![Rendering of Brightline West trainset](https://www.trains.com/wp-content/uploads/2025/02/TRN_Brightline_West_rendering.jpg)
LAS VEGAS, Nev. — Brightline West construction should begin within the next two months, a Nevada Department of Transportation official said today (Monday, Feb. 10, 2025).
KLAS-TV reports that Eric Scheetz, Nevada DOT senior project manager, told a meeting of the NDOT board of directors that the agency must have proof that Brightline West has financing in place before construction of the Las Vegas-Rancho Cucamonga, Calif., high-speed route can begin.
Brightline West and the Federal Railroad Administration have already signed off on a $3 billion grant awarded in December 2023 [see “FRA finalizes …,” Trains News Wire, Sept. 26, 2024]. The company is also currently offering $2.5 billion in private activity bonds authorized by the U.S. Department of Transportation [see “Brightline West now expecting to launch …,” News Wire, Jan. 26, 2025]. The rest of the money will come through private funding, including loans.
“Literally, stuff is changing by the minute,” Scheetz told the board. “We’re hearing good responses from Brightline that the banks are becoming very close to signing on the dotted line, if you will.”
Scheetz told the board that the structure of the federal grant agreement requires Brightline West to spend money on the project, then receive reimbursement. “The nice part is we are not actually outlaying any state funds from that,” he said. “We are just making sure … they produce what they say they will, and then they’re allowed to be reimbursed for it.”
He also said the $12 billion project is broken into nine regional contracts, which reduces risk: “If there’s an issue with one contractor, it’s nice to know you can pull on another contractor and make sure everything gets finished properly.”
Once it begins, construction will take about three years, Scheetz said. Brightline West had been aiming to begin operations in time for the Los Angeles Olympics in summer 2028, but documents related to the private activity bond offering indicate December 2028 is now the target.

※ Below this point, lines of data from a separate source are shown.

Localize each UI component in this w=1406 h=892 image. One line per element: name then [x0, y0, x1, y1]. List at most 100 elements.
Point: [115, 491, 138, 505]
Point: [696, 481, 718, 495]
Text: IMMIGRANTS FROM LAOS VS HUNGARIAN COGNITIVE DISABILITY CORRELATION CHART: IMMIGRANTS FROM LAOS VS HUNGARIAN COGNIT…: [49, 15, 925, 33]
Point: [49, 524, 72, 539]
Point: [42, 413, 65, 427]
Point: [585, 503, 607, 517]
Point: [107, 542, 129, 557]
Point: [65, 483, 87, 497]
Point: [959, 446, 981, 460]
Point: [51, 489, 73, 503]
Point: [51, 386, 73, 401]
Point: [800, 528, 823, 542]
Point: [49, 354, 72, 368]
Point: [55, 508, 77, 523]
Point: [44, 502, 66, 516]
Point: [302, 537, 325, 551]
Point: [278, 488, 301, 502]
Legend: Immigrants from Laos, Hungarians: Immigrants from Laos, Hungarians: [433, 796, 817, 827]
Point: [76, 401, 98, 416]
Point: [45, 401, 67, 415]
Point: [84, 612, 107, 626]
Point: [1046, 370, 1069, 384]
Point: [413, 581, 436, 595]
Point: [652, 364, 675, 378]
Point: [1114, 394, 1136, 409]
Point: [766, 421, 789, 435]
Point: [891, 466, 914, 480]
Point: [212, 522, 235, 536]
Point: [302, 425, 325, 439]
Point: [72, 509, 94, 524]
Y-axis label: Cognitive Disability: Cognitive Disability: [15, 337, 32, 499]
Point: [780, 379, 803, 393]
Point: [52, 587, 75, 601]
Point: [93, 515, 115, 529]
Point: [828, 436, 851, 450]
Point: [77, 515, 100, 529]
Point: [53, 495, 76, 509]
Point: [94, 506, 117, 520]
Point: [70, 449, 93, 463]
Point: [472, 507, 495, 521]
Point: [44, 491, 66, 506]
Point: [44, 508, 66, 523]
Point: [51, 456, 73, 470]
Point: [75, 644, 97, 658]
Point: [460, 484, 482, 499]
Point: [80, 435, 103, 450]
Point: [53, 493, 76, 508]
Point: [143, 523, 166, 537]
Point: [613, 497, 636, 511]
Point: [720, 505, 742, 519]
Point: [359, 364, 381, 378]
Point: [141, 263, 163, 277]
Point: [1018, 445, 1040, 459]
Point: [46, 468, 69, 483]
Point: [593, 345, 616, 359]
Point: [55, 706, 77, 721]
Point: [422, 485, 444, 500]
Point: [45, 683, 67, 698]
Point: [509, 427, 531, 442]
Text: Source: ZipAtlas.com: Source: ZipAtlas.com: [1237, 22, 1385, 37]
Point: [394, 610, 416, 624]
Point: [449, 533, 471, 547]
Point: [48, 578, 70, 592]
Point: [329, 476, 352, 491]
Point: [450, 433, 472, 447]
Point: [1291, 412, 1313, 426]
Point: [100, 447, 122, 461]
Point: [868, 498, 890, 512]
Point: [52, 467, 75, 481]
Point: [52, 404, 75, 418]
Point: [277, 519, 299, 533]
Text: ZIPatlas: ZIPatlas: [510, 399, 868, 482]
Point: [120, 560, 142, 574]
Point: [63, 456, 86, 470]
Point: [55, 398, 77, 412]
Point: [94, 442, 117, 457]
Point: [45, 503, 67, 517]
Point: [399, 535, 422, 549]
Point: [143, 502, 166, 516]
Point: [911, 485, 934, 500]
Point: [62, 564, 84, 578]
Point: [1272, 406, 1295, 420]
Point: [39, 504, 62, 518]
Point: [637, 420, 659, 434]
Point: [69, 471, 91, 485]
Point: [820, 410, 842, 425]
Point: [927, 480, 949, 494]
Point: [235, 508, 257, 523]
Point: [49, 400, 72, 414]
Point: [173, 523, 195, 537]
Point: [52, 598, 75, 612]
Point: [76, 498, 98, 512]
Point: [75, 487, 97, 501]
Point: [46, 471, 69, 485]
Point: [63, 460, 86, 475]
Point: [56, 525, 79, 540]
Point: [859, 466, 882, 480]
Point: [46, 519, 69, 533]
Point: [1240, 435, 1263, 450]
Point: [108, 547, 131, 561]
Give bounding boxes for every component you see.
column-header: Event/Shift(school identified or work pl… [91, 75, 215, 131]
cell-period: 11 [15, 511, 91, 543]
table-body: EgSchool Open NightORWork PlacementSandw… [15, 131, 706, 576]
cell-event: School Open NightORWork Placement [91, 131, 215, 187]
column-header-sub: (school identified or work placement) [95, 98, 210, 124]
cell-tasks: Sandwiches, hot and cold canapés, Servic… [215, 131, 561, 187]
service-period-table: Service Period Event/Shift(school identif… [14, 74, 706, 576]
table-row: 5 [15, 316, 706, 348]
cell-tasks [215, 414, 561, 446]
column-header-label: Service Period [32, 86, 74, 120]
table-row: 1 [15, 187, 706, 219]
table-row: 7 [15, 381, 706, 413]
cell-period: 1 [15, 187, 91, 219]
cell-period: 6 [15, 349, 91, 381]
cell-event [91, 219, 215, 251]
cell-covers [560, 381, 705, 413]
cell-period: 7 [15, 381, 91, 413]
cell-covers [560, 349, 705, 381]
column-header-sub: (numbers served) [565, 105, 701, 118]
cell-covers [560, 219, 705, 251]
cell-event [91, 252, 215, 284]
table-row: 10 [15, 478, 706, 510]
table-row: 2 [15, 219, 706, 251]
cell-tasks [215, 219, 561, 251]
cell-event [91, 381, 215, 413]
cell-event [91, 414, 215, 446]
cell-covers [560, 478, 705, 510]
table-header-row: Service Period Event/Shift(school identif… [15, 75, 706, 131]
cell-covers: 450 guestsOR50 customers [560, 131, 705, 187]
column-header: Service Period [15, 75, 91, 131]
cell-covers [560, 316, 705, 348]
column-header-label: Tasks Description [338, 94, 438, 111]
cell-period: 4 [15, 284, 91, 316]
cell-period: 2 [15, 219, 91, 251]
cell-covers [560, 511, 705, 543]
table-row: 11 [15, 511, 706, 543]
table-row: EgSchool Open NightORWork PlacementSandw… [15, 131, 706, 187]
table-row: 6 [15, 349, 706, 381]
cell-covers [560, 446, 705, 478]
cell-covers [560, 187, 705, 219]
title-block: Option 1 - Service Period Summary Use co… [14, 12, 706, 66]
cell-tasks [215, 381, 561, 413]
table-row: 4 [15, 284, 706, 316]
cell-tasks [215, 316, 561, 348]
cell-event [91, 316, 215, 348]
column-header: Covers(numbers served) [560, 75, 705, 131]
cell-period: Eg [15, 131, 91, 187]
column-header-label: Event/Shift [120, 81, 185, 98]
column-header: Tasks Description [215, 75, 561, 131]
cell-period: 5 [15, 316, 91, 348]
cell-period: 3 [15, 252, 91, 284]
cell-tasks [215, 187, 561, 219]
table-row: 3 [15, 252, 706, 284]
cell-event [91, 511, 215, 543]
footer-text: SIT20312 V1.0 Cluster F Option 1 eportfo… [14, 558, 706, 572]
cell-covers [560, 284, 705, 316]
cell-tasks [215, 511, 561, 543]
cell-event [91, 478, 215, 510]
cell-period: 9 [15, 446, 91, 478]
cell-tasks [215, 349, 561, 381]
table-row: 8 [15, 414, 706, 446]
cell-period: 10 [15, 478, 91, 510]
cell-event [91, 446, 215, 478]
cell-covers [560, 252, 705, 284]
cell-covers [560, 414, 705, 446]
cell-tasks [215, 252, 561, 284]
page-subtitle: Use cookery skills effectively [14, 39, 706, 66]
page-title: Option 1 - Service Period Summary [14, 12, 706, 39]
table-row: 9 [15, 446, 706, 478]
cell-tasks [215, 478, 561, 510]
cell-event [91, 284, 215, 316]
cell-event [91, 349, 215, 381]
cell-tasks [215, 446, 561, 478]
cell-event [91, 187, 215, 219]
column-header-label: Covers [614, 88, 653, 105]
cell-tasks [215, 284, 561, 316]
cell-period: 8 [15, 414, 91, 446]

@ Charles: Have you actually researched how they are going add a lane during construction? This will allow a 3/4 lane for construction equipment to come and go safely and an outer full lane for shifted traffic.
Well, that’s good news. It hasn’t been reported in any article in Trains.com. Now it makes a lot more sense. Obviously John had I known that, I’d have felt differently and posted differently.
A total reconstruct of I-15 is a whole different undertsanding than anything I read on these pages. Even so, I believe the best solution would have been a parallel route, not the median.
For all that, I continue to doubt both the financing and the construction schedule. It’s too big a project (freeway and railroad both) to be done in less than four years. Hard to believe CalTrans and NDOT would do the entire length simultaneoulsy, no matter how many contractors are hired for the various segments. As each one segment would take years to build, it pretty much sould mean one long construction zone the entire length. Gruesome. It would be as if the Illinois Tollway were reconstructed simultaneously all the way from the Wisconsin border to the Indiana border. Who would want to drive that construction zone?
Dodgy financing, even assuming the Trump administration honors the commitment of the previous administration. Smoke and mirrors.
CalTrans is hopeless, but if I’m NDOT, there would be so much in the way of bonding and insurance (for construction in and along a state highway) that this project would go nowhere. If a contractor works in my house, he needs to be bonded in case he causes damage to my property. Well, freeways can also be damaged by contractors.
If I had to guess, I would guess that both states will forgo compensation for closing lanes on a freeway that’s said to be hopelessly congested with all lanes open to traffic. In a fair world (unlike the one we live in) Brightline’s liability for what is called “lane rental” — compensation for so and so many traffic lanes closed for so and so many hours — would be enough to kill the project. Build the d….ed thing somewhere other than a freeway median. It doesn’t belong there. Enough can go wrong maintaining the freeway itself. Much more can go wrong turning the freeway median into a railroad.
Sorry all you proponents of this project, I am opposed. One crash in a freeway work zone is one too many. I have read traffic crash reports. At the bottom of the form, there’s that line where it says, “Deputy Notified Family”.
There will always be traffic crashes on high-speed freeways, including fatalities. Don’t go out of you way to cause more of them.